LS2N, Université de Nantes
Date(s) : 17/06/2019 iCal
11 h 00 min - 12 h 00 min
Many systems in nature, especially living systems, can be modelled as a collection of interacting oscillators. Such systems can exhibit a plethora of behaviours, amongst which synchronisation, a state of maximal coherence, is of crucial importance. Indeed, the synchronisation of the beat of heart cells is as necessary as the synchronisation of neurons can be a bad pre-seizure sign. So far, ensembles of oscillators have been studied mostly as closed systems so that all parameters such as coupling or frequencies are constant. Very often, however, living systems are open and under the non-negligible influence of their environment, which is in general varying with time. This in turn influence internal parameters of the systems: the frequency of our heartbeat is far from constant, for example. Here, we include time-variability in our mode, and see the effect it has on the dynamics and its stability.
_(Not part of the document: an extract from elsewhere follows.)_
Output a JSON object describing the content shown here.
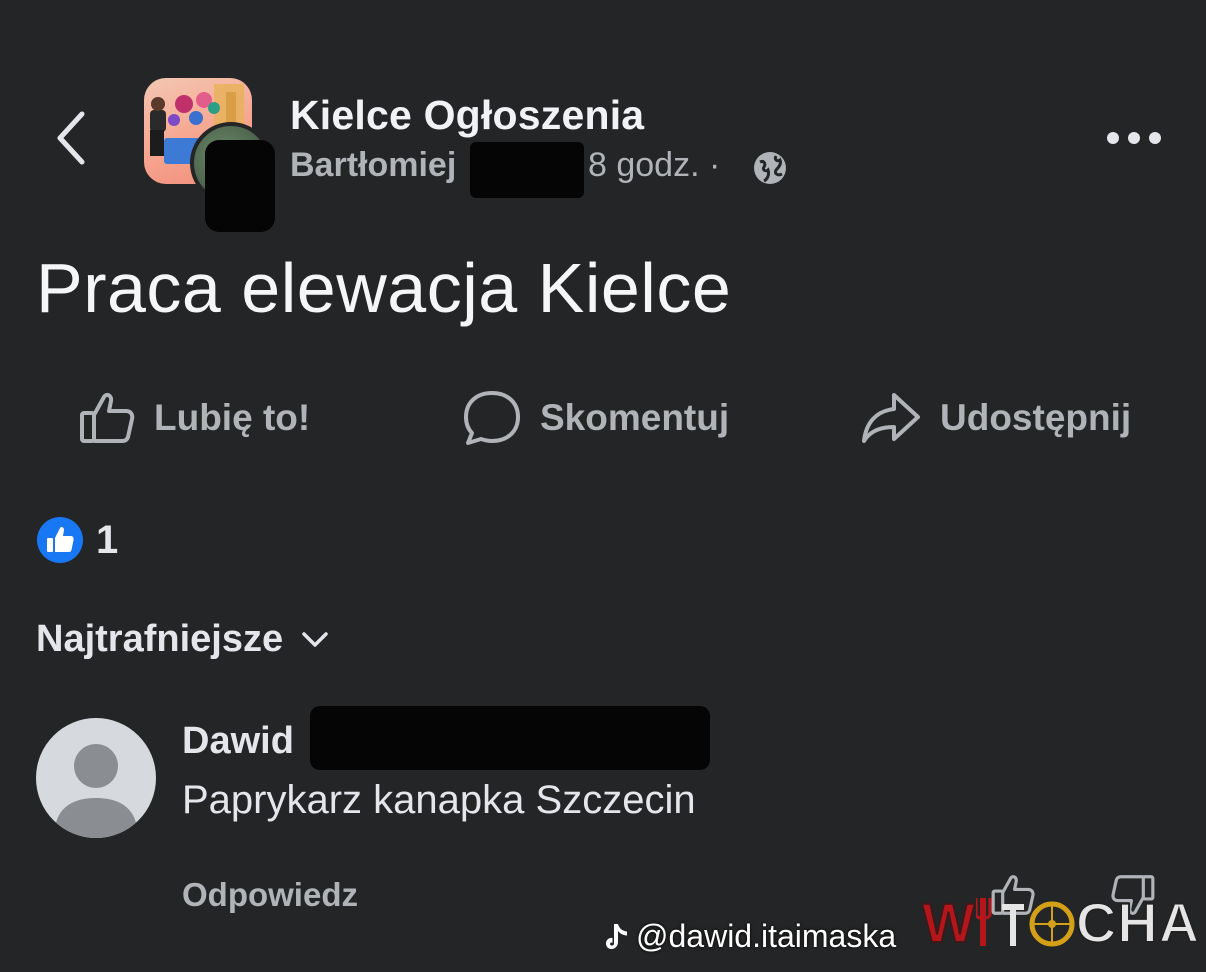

Here, we will see how time-variability can benefit or reduce stability in two scenarios: a temporal network (time-varying topology), and a network driven by an external oscillator with a time-varying frequency. We will discuss how, in the first case, synchronization is negatively affected, but that the region of synchronization is enlarged in the second case. Moreover, we will discuss the importance of looking into the dynamics of such systems at both short and long timescales. Time-varying features in models of living systems can bring us closer to realistic models, and allow us to reveal richer dynamics resulting from it.